Film has traditionally been a mechanical technology and many film telecine products have suffered from poor quality electronics that required experienced engineers to keep them working. The latest version of Blackmagic Design’s Cintel scanner, its second since purchasing the tech in 2012, changes all that though. In typical BMD fashion, the new scanner features a Thunderbolt 3 connection for a massive 40 Gb/s speed which is capable of transferring negative film into digital 4K, HDR film scanning tools directly into Resolve (thrown in for free of course), and a design so smart and lean it can even be hung on your wall.

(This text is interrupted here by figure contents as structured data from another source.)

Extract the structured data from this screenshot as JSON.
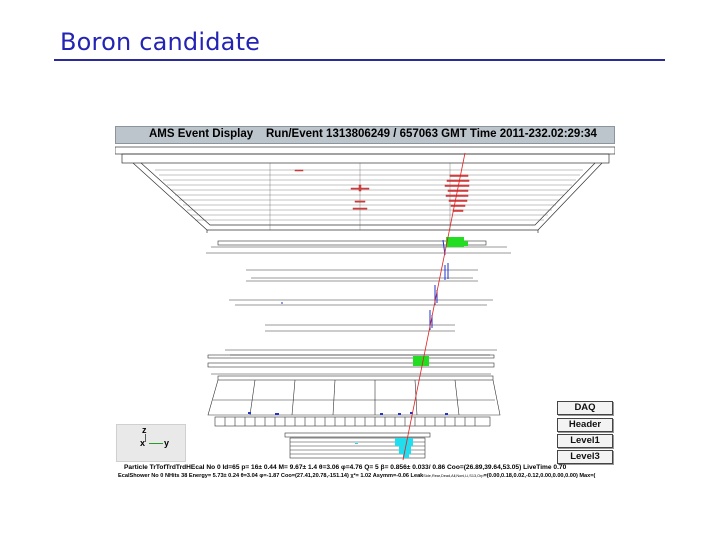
{
  "slide": {
    "title": "Boron candidate"
  },
  "event_display": {
    "app_title": "AMS Event Display",
    "run_event": "Run/Event 1313806249 / 657063  GMT Time 2011-232.02:29:34",
    "axes": {
      "z": "z",
      "x": "x",
      "y": "y"
    },
    "buttons": [
      "DAQ",
      "Header",
      "Level1",
      "Level3"
    ],
    "particle_info": "Particle TrTofTrdTrdHEcal No 0 Id=65 p=    16±  0.44 M=   9.67±   1.4 θ=3.06 φ=4.76 Q= 5  β= 0.856± 0.033/  0.86  Coo=(26.89,39.64,53.05) LiveTime 0.70",
    "shower_info": "EcalShower No 0 NHits 38 Energy=   5.73± 0.24  θ=3.04 φ=-1.87 Coo=(27.41,20.78,-151.14) χ²= 1.02 Asymm=-0.06 Leak",
    "shower_info_tiny": "Side,Rear,Dead,All,Noni,Li,S13,Orp",
    "shower_info_tail": "=(0.00,0.18,0.02,-0.12,0.00,0.00,0.00) Max=("
  },
  "colors": {
    "title": "#2424b4",
    "rule": "#2a2a9a",
    "track": "#e02020",
    "tof_hit": "#22dd22",
    "tracker_hit": "#2233cc",
    "ecal_hit": "#22ddee",
    "header_bg": "#bcc4cc"
  }
}
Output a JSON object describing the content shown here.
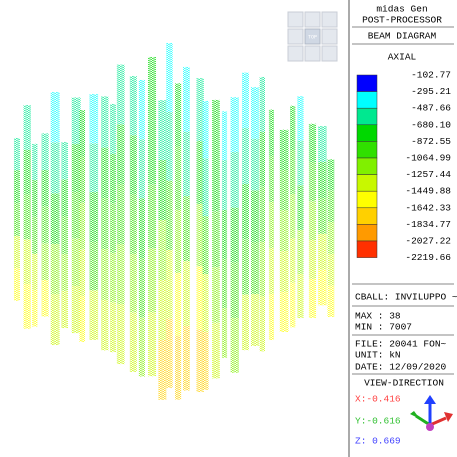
{
  "header": {
    "program": "midas Gen",
    "module": "POST-PROCESSOR",
    "diagram": "BEAM DIAGRAM",
    "component": "AXIAL"
  },
  "view_cube": "TOP",
  "legend": {
    "values": [
      "-102.77",
      "-295.21",
      "-487.66",
      "-680.10",
      "-872.55",
      "-1064.99",
      "-1257.44",
      "-1449.88",
      "-1642.33",
      "-1834.77",
      "-2027.22",
      "-2219.66"
    ],
    "colors": [
      "#0000ff",
      "#00ffff",
      "#00e890",
      "#00d800",
      "#30e000",
      "#80f000",
      "#c8f800",
      "#ffff00",
      "#ffd000",
      "#ff9a00",
      "#ff3000"
    ]
  },
  "info": {
    "cball": "CBALL: INVILUPPO ~",
    "max": "MAX : 38",
    "min": "MIN : 7007",
    "file": "FILE: 20041 FON~",
    "unit": "UNIT: kN",
    "date": "DATE: 12/09/2020",
    "view_direction": "VIEW-DIRECTION",
    "x": "X:-0.416",
    "y": "Y:-0.616",
    "z": "Z: 0.669"
  }
}
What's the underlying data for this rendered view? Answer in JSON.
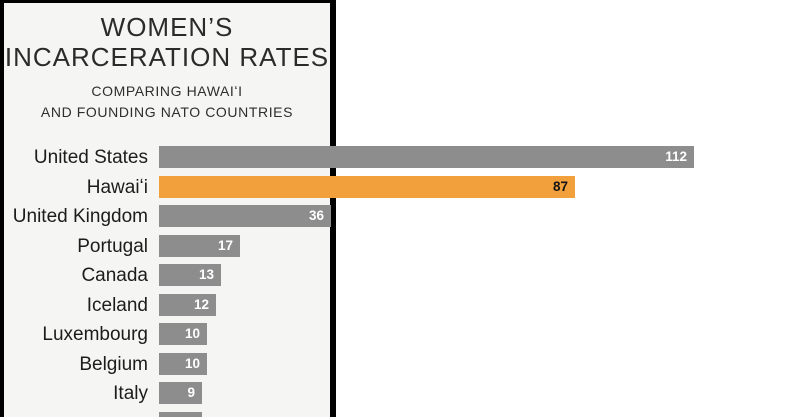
{
  "header": {
    "title_line1": "WOMEN’S",
    "title_line2": "INCARCERATION RATES",
    "subtitle_line1": "COMPARING HAWAIʻI",
    "subtitle_line2": "AND FOUNDING NATO COUNTRIES"
  },
  "colors": {
    "panel_background": "#f5f5f4",
    "frame_border": "#000000",
    "bar_gray": "#8d8d8d",
    "bar_highlight_orange": "#f2a03c",
    "value_text_light": "#ffffff",
    "value_text_dark": "#141414",
    "label_text": "#1c1c1c",
    "page_background": "#ffffff"
  },
  "chart_data": {
    "type": "bar",
    "orientation": "horizontal",
    "title": "WOMEN’S INCARCERATION RATES",
    "subtitle": "COMPARING HAWAIʻI AND FOUNDING NATO COUNTRIES",
    "value_label_position": "inside-right",
    "xlim": [
      0,
      112
    ],
    "rows": [
      {
        "label": "United States",
        "value": 112,
        "highlight": false,
        "partial": false
      },
      {
        "label": "Hawaiʻi",
        "value": 87,
        "highlight": true,
        "partial": false
      },
      {
        "label": "United Kingdom",
        "value": 36,
        "highlight": false,
        "partial": false
      },
      {
        "label": "Portugal",
        "value": 17,
        "highlight": false,
        "partial": false
      },
      {
        "label": "Canada",
        "value": 13,
        "highlight": false,
        "partial": false
      },
      {
        "label": "Iceland",
        "value": 12,
        "highlight": false,
        "partial": false
      },
      {
        "label": "Luxembourg",
        "value": 10,
        "highlight": false,
        "partial": false
      },
      {
        "label": "Belgium",
        "value": 10,
        "highlight": false,
        "partial": false
      },
      {
        "label": "Italy",
        "value": 9,
        "highlight": false,
        "partial": false
      },
      {
        "label": "",
        "value": 9,
        "highlight": false,
        "partial": true
      }
    ]
  }
}
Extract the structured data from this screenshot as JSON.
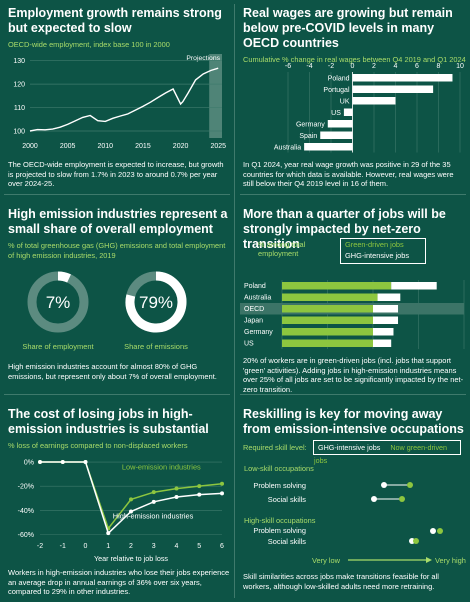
{
  "colors": {
    "bg": "#0d5446",
    "green": "#8dc63f",
    "lightgreen": "#a9dc6a",
    "white": "#ffffff",
    "grid": "#3f7a6c"
  },
  "panel1": {
    "title": "Employment growth remains strong but expected to slow",
    "subtitle": "OECD-wide employment, index base 100 in 2000",
    "projections_label": "Projections",
    "text": "The OECD-wide employment is expected to increase, but growth is projected to slow from 1.7% in 2023 to around 0.7% per year over 2024-25."
  },
  "panel2": {
    "title": "Real wages are growing but remain below pre-COVID levels in many OECD countries",
    "subtitle": "Cumulative % change in real wages between Q4 2019 and Q1 2024",
    "text": "In Q1 2024, year real wage growth was positive in 29 of the 35 countries for which data is available. However, real wages were still below their Q4 2019 level in 16 of them."
  },
  "panel3": {
    "title": "High emission industries represent a small share of overall employment",
    "subtitle": "% of total greenhouse gas (GHG) emissions and total employment of high emission industries, 2019",
    "donut1_value": "7%",
    "donut1_label": "Share of employment",
    "donut1_pct": 7,
    "donut2_value": "79%",
    "donut2_label": "Share of emissions",
    "donut2_pct": 79,
    "text": "High emission industries account for almost 80% of GHG emissions, but represent only about 7% of overall employment."
  },
  "panel4": {
    "title": "More than a quarter of jobs will be strongly impacted by net-zero transition",
    "axis_label": "% among total employment",
    "legend_green": "Green-driven jobs",
    "legend_white": "GHG-intensive jobs",
    "text": "20% of workers are in green-driven jobs (incl. jobs that support 'green' activities). Adding jobs in high-emission industries means over 25% of all jobs are set to be significantly impacted by the net-zero transition."
  },
  "panel5": {
    "title": "The cost of losing jobs in high-emission industries is substantial",
    "subtitle": "% loss of earnings compared to non-displaced workers",
    "label_low": "Low-emission industries",
    "label_high": "High-emission industries",
    "text": "Workers in high-emission industries who lose their jobs experience an average drop in annual earnings of 36% over six years, compared to 29% in other industries."
  },
  "panel6": {
    "title": "Reskilling is key for moving away from emission-intensive occupations",
    "req_label": "Required skill level:",
    "legend_white": "GHG-intensive jobs",
    "legend_green": "Now green-driven jobs",
    "group_low": "Low-skill occupations",
    "group_high": "High-skill occupations",
    "row_problem": "Problem solving",
    "row_social": "Social skills",
    "very_low": "Very low",
    "very_high": "Very high",
    "text": "Skill similarities across jobs make transitions feasible for all workers, although low-skilled adults need more retraining."
  },
  "chart_data": [
    {
      "type": "line",
      "title": "Employment growth remains strong but expected to slow",
      "x_ticks": [
        "2000",
        "2005",
        "2010",
        "2015",
        "2020",
        "2025"
      ],
      "y_ticks": [
        "100",
        "110",
        "120",
        "130"
      ],
      "xlim": [
        2000,
        2025.5
      ],
      "ylim": [
        97,
        132
      ],
      "projection_start": 2023.8,
      "points": [
        [
          2000,
          100
        ],
        [
          2001,
          100.6
        ],
        [
          2002,
          100.5
        ],
        [
          2003,
          100.8
        ],
        [
          2004,
          101.6
        ],
        [
          2005,
          102.8
        ],
        [
          2006,
          104.3
        ],
        [
          2007,
          105.8
        ],
        [
          2008,
          106.6
        ],
        [
          2009,
          104.4
        ],
        [
          2010,
          104.1
        ],
        [
          2011,
          105.4
        ],
        [
          2012,
          106.4
        ],
        [
          2013,
          107.3
        ],
        [
          2014,
          108.9
        ],
        [
          2015,
          110.5
        ],
        [
          2016,
          112.3
        ],
        [
          2017,
          114.3
        ],
        [
          2018,
          116.2
        ],
        [
          2019,
          117.9
        ],
        [
          2020,
          111.5
        ],
        [
          2020.3,
          112.5
        ],
        [
          2021,
          116.2
        ],
        [
          2022,
          121.8
        ],
        [
          2023,
          124.3
        ],
        [
          2024,
          125.8
        ],
        [
          2025,
          126.8
        ]
      ]
    },
    {
      "type": "bar",
      "title": "Real wages are growing but remain below pre-COVID levels in many OECD countries",
      "x_ticks": [
        "-6",
        "-4",
        "-2",
        "0",
        "2",
        "4",
        "6",
        "8",
        "10"
      ],
      "xlim": [
        -6,
        10
      ],
      "categories": [
        "Poland",
        "Portugal",
        "UK",
        "US",
        "Germany",
        "Spain",
        "Australia"
      ],
      "values": [
        9.3,
        7.5,
        4.0,
        -0.8,
        -2.3,
        -3.0,
        -4.5
      ]
    },
    {
      "type": "bar",
      "title": "More than a quarter of jobs will be strongly impacted by net-zero transition",
      "categories": [
        "Poland",
        "Australia",
        "OECD",
        "Japan",
        "Germany",
        "US"
      ],
      "series": [
        {
          "name": "Green-driven jobs",
          "values": [
            24,
            21,
            20,
            20,
            20,
            20
          ]
        },
        {
          "name": "GHG-intensive jobs",
          "values": [
            10,
            5,
            5.5,
            5.5,
            4.5,
            4
          ]
        }
      ],
      "xlim": [
        0,
        40
      ]
    },
    {
      "type": "line",
      "title": "The cost of losing jobs in high-emission industries is substantial",
      "xlabel": "Year relative to job loss",
      "x_ticks": [
        "-2",
        "-1",
        "0",
        "1",
        "2",
        "3",
        "4",
        "5",
        "6"
      ],
      "y_ticks": [
        "0%",
        "-20%",
        "-40%",
        "-60%"
      ],
      "ylim": [
        -63,
        5
      ],
      "series": [
        {
          "name": "Low-emission industries",
          "x": [
            -2,
            -1,
            0,
            1,
            2,
            3,
            4,
            5,
            6
          ],
          "values": [
            0,
            0,
            0,
            -55,
            -31,
            -25,
            -22,
            -20,
            -18
          ]
        },
        {
          "name": "High-emission industries",
          "x": [
            -2,
            -1,
            0,
            1,
            2,
            3,
            4,
            5,
            6
          ],
          "values": [
            0,
            0,
            0,
            -59,
            -41,
            -33,
            -29,
            -27,
            -26
          ]
        }
      ]
    }
  ]
}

With consumers purchasing large 55-inch plus Ultra HD tellies in massive quantities right now, the demand for UHD content has never been greater and will become a boom market in the next few years. Blackmagic Design wants to stimulate the conversion of 35mm film, stored in vaults worldwide, into UHD features and TV shows.
As we’ve come to expect from the company, ease of install and use has become part of the aesthetic. Simply connect the scanner to your Mac OS X workstation and install the software for realtime scanning. That means you don’t need a dedicated engineer to operate and support the scanner. Don’t have a Mac OS X device? Use the external PCIe interface to connect to Windows and Linux based computers lacking Thunderbolt 3.
The new Cintel Scanner 2 from Blackmagic Design
The Scanner 2 has a 'skid plate' that enables HDR film scanning of 35mm film via DaVinci Resolve 15 Studio which comes as part of the package. Support for 16mm HDR scanning will be added in a future update.
Like BMD’s first iteration this scanner is constructed using aircraft design techniques for a stiff and vibration free main deck so you get smooth film handling.
It will be available in June for sub-$30k (€21,000 / £24k).
For an extra $3500 (€2833) the addition of a Audio and KeyKode Reader lets you capture high quality audio along with information from the film such as unique ID numbers for each film frame so they can be matched with the corresponding video timecode.
Blackmagic can trace the heritage of the scanner all the way back to one of the founders of TV, John Logie Baird. It was Baird’s Cinema Television company which in the 1950’s devised the first flying spot telecine installed at the BBC’s Lime Grove Studios even though Logie Baird himself wasn’t around to see this having suffered a fatal heart attack in 1946. Soon after it was sold to J Arthur Rank and renamed Rank Cintel. The company’s remains eventually found itself in the hands of the entrepreneurial Australian engineer Grant Petty – who has resuscitated its legacy.